The base V1 is wired-only. The V1 Max adds Bluetooth and 2.4 GHz wireless plus a few internal upgrades. This review covers the wired V1 — it's what r/Keychron veterans recommend most often as the budget entry point. If wireless matters at all, jump to the Max; the price gap isn't huge.
Is it really a Q1 alternative for less than half the price?
Same layout (75%), same QMK/VIA support, same hot-swap PCB. What you give up: aluminum case (V1 is ABS plastic), gasket mount (V1 is tray mount, much stiffer), and Bluetooth (the Q1 Pro has it). What you gain: ~$100. r/Keychron's standard advice for first-time buyers is the V1 specifically because the Q1's premium-build extras don't matter to most beginners.
Will I need to mod it?
Less than most budget boards. The OP of the long-form r/Keychron V1 review thread put it bluntly: 'This keyboard really does not need any mods to feel and sound good out of the box. It sounds muted because it is packed with foam/silicone and if you want a bit more hollow sound to board – you could remove silicone dampener.' Stabs are tuned, the foam stack is already there. The most common owner mod is removing internal foam to open up the sound.

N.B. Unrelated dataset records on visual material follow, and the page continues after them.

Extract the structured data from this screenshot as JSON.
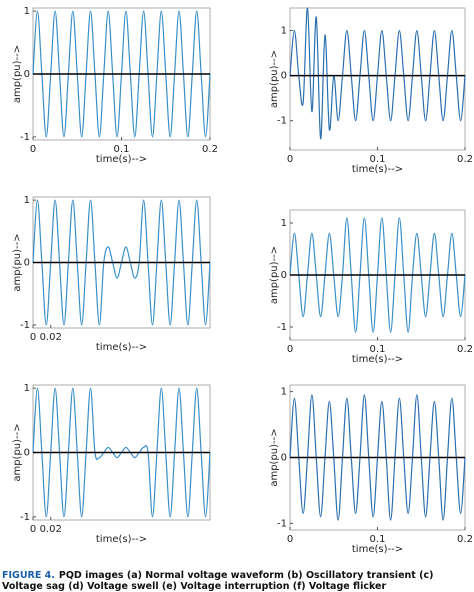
{
  "chart_data": [
    {
      "type": "line",
      "xlabel": "time(s)-->",
      "ylabel": "amp(pu)-->",
      "color": "#3a8fc8",
      "x": [
        0,
        0.005,
        0.01,
        0.015,
        0.02,
        0.025,
        0.03,
        0.035,
        0.04,
        0.045,
        0.05,
        0.055,
        0.06,
        0.065,
        0.07,
        0.075,
        0.08,
        0.085,
        0.09,
        0.095,
        0.1,
        0.105,
        0.11,
        0.115,
        0.12,
        0.125,
        0.13,
        0.135,
        0.14,
        0.145,
        0.15,
        0.155,
        0.16,
        0.165,
        0.17,
        0.175,
        0.18,
        0.185,
        0.19,
        0.195,
        0.2
      ],
      "values": [
        0,
        1,
        0,
        -1,
        0,
        1,
        0,
        -1,
        0,
        1,
        0,
        -1,
        0,
        1,
        0,
        -1,
        0,
        1,
        0,
        -1,
        0,
        1,
        0,
        -1,
        0,
        1,
        0,
        -1,
        0,
        1,
        0,
        -1,
        0,
        1,
        0,
        -1,
        0,
        1,
        0,
        -1,
        0
      ],
      "xlim": [
        0,
        0.2
      ],
      "xticks": [
        0,
        0.1,
        0.2
      ],
      "ylim": [
        -1.05,
        1.05
      ],
      "yticks": [
        -1,
        0,
        1
      ]
    },
    {
      "type": "line",
      "xlabel": "time(s)-->",
      "ylabel": "amp(pu)-->",
      "color": "#2a6fb0",
      "x": [
        0,
        0.005,
        0.01,
        0.015,
        0.02,
        0.025,
        0.03,
        0.035,
        0.04,
        0.045,
        0.05,
        0.055,
        0.06,
        0.065,
        0.07,
        0.075,
        0.08,
        0.085,
        0.09,
        0.095,
        0.1,
        0.105,
        0.11,
        0.115,
        0.12,
        0.125,
        0.13,
        0.135,
        0.14,
        0.145,
        0.15,
        0.155,
        0.16,
        0.165,
        0.17,
        0.175,
        0.18,
        0.185,
        0.19,
        0.195,
        0.2
      ],
      "values": [
        0,
        1,
        0,
        -0.6,
        1.5,
        -0.8,
        1.3,
        -1.4,
        0.9,
        -1.2,
        0,
        -1,
        0,
        1,
        0,
        -1,
        0,
        1,
        0,
        -1,
        0,
        1,
        0,
        -1,
        0,
        1,
        0,
        -1,
        0,
        1,
        0,
        -1,
        0,
        1,
        0,
        -1,
        0,
        1,
        0,
        -1,
        0
      ],
      "xlim": [
        0,
        0.2
      ],
      "xticks": [
        0,
        0.1,
        0.2
      ],
      "ylim": [
        -1.65,
        1.5
      ],
      "yticks": [
        -1,
        0,
        1
      ]
    },
    {
      "type": "line",
      "xlabel": "time(s)-->",
      "ylabel": "amp(pu)-->",
      "color": "#3a8fc8",
      "x": [
        0,
        0.005,
        0.01,
        0.015,
        0.02,
        0.025,
        0.03,
        0.035,
        0.04,
        0.045,
        0.05,
        0.055,
        0.06,
        0.065,
        0.07,
        0.075,
        0.08,
        0.085,
        0.09,
        0.095,
        0.1,
        0.105,
        0.11,
        0.115,
        0.12,
        0.125,
        0.13,
        0.135,
        0.14,
        0.145,
        0.15,
        0.155,
        0.16,
        0.165,
        0.17,
        0.175,
        0.18,
        0.185,
        0.19,
        0.195,
        0.2
      ],
      "values": [
        0,
        1,
        0,
        -1,
        0,
        1,
        0,
        -1,
        0,
        1,
        0,
        -1,
        0,
        1,
        0,
        -1,
        0,
        0.25,
        0,
        -0.25,
        0,
        0.25,
        0,
        -0.25,
        0,
        1,
        0,
        -1,
        0,
        1,
        0,
        -1,
        0,
        1,
        0,
        -1,
        0,
        1,
        0,
        -1,
        0
      ],
      "xlim": [
        0,
        0.2
      ],
      "xticks": [
        0,
        0.02
      ],
      "ylim": [
        -1.05,
        1.05
      ],
      "yticks": [
        -1,
        0,
        1
      ]
    },
    {
      "type": "line",
      "xlabel": "time(s)-->",
      "ylabel": "amp(pu)-->",
      "color": "#3a8fc8",
      "x": [
        0,
        0.005,
        0.01,
        0.015,
        0.02,
        0.025,
        0.03,
        0.035,
        0.04,
        0.045,
        0.05,
        0.055,
        0.06,
        0.065,
        0.07,
        0.075,
        0.08,
        0.085,
        0.09,
        0.095,
        0.1,
        0.105,
        0.11,
        0.115,
        0.12,
        0.125,
        0.13,
        0.135,
        0.14,
        0.145,
        0.15,
        0.155,
        0.16,
        0.165,
        0.17,
        0.175,
        0.18,
        0.185,
        0.19,
        0.195,
        0.2
      ],
      "values": [
        0,
        0.8,
        0,
        -0.8,
        0,
        0.8,
        0,
        -0.8,
        0,
        0.8,
        0,
        -0.8,
        0,
        1.1,
        0,
        -1.1,
        0,
        1.1,
        0,
        -1.1,
        0,
        1.1,
        0,
        -1.1,
        0,
        1.1,
        0,
        -1.1,
        0,
        0.8,
        0,
        -0.8,
        0,
        0.8,
        0,
        -0.8,
        0,
        0.8,
        0,
        -0.8,
        0
      ],
      "xlim": [
        0,
        0.2
      ],
      "xticks": [
        0,
        0.1,
        0.2
      ],
      "ylim": [
        -1.25,
        1.25
      ],
      "yticks": [
        -1,
        0,
        1
      ]
    },
    {
      "type": "line",
      "xlabel": "time(s)-->",
      "ylabel": "amp(pu)-->",
      "color": "#3a8fc8",
      "x": [
        0,
        0.005,
        0.01,
        0.015,
        0.02,
        0.025,
        0.03,
        0.035,
        0.04,
        0.045,
        0.05,
        0.055,
        0.06,
        0.065,
        0.07,
        0.075,
        0.08,
        0.085,
        0.09,
        0.095,
        0.1,
        0.105,
        0.11,
        0.115,
        0.12,
        0.125,
        0.13,
        0.135,
        0.14,
        0.145,
        0.15,
        0.155,
        0.16,
        0.165,
        0.17,
        0.175,
        0.18,
        0.185,
        0.19,
        0.195,
        0.2
      ],
      "values": [
        0,
        1,
        0,
        -1,
        0,
        1,
        0,
        -1,
        0,
        1,
        0,
        -1,
        0,
        1,
        0,
        -0.08,
        0,
        0.08,
        0,
        -0.08,
        0,
        0.08,
        0,
        -0.08,
        0,
        0.08,
        0,
        -1,
        0,
        1,
        0,
        -1,
        0,
        1,
        0,
        -1,
        0,
        1,
        0,
        -1,
        0
      ],
      "xlim": [
        0,
        0.2
      ],
      "xticks": [
        0,
        0.02
      ],
      "ylim": [
        -1.05,
        1.05
      ],
      "yticks": [
        -1,
        0,
        1
      ]
    },
    {
      "type": "line",
      "xlabel": "time(s)-->",
      "ylabel": "amp(pu)-->",
      "color": "#2a6fb0",
      "x": [
        0,
        0.005,
        0.01,
        0.015,
        0.02,
        0.025,
        0.03,
        0.035,
        0.04,
        0.045,
        0.05,
        0.055,
        0.06,
        0.065,
        0.07,
        0.075,
        0.08,
        0.085,
        0.09,
        0.095,
        0.1,
        0.105,
        0.11,
        0.115,
        0.12,
        0.125,
        0.13,
        0.135,
        0.14,
        0.145,
        0.15,
        0.155,
        0.16,
        0.165,
        0.17,
        0.175,
        0.18,
        0.185,
        0.19,
        0.195,
        0.2
      ],
      "values": [
        0,
        0.9,
        0,
        -0.85,
        0,
        0.95,
        0,
        -0.9,
        0,
        0.85,
        0,
        -0.95,
        0,
        0.9,
        0,
        -0.85,
        0,
        0.95,
        0,
        -0.9,
        0,
        0.85,
        0,
        -0.95,
        0,
        0.9,
        0,
        -0.85,
        0,
        0.95,
        0,
        -0.9,
        0,
        0.85,
        0,
        -0.95,
        0,
        0.9,
        0,
        -0.85,
        0
      ],
      "xlim": [
        0,
        0.2
      ],
      "xticks": [
        0,
        0.1,
        0.2
      ],
      "ylim": [
        -1.1,
        1.1
      ],
      "yticks": [
        -1,
        0,
        1
      ]
    }
  ],
  "caption": {
    "label": "FIGURE 4.",
    "text": "PQD images (a) Normal voltage waveform (b) Oscillatory transient (c) Voltage sag (d) Voltage swell (e) Voltage interruption (f) Voltage flicker"
  }
}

What's the deal with the wonky R2 Home key?
Standard 75% layouts put Home as a single key on the rightmost column. Keychron's V1 puts it on R2 (the row with numbers and function keys), which means most aftermarket keycap sets don't have a key sized correctly for that position. Owner u/brianbloom flagged this on launch: 'The prebuilt is doing the same wonky R2 Home key like the K14. Very few keycap sets support that, so we probably have to plan on remapping it.' Annoying for keycap shopping, fixable with VIA.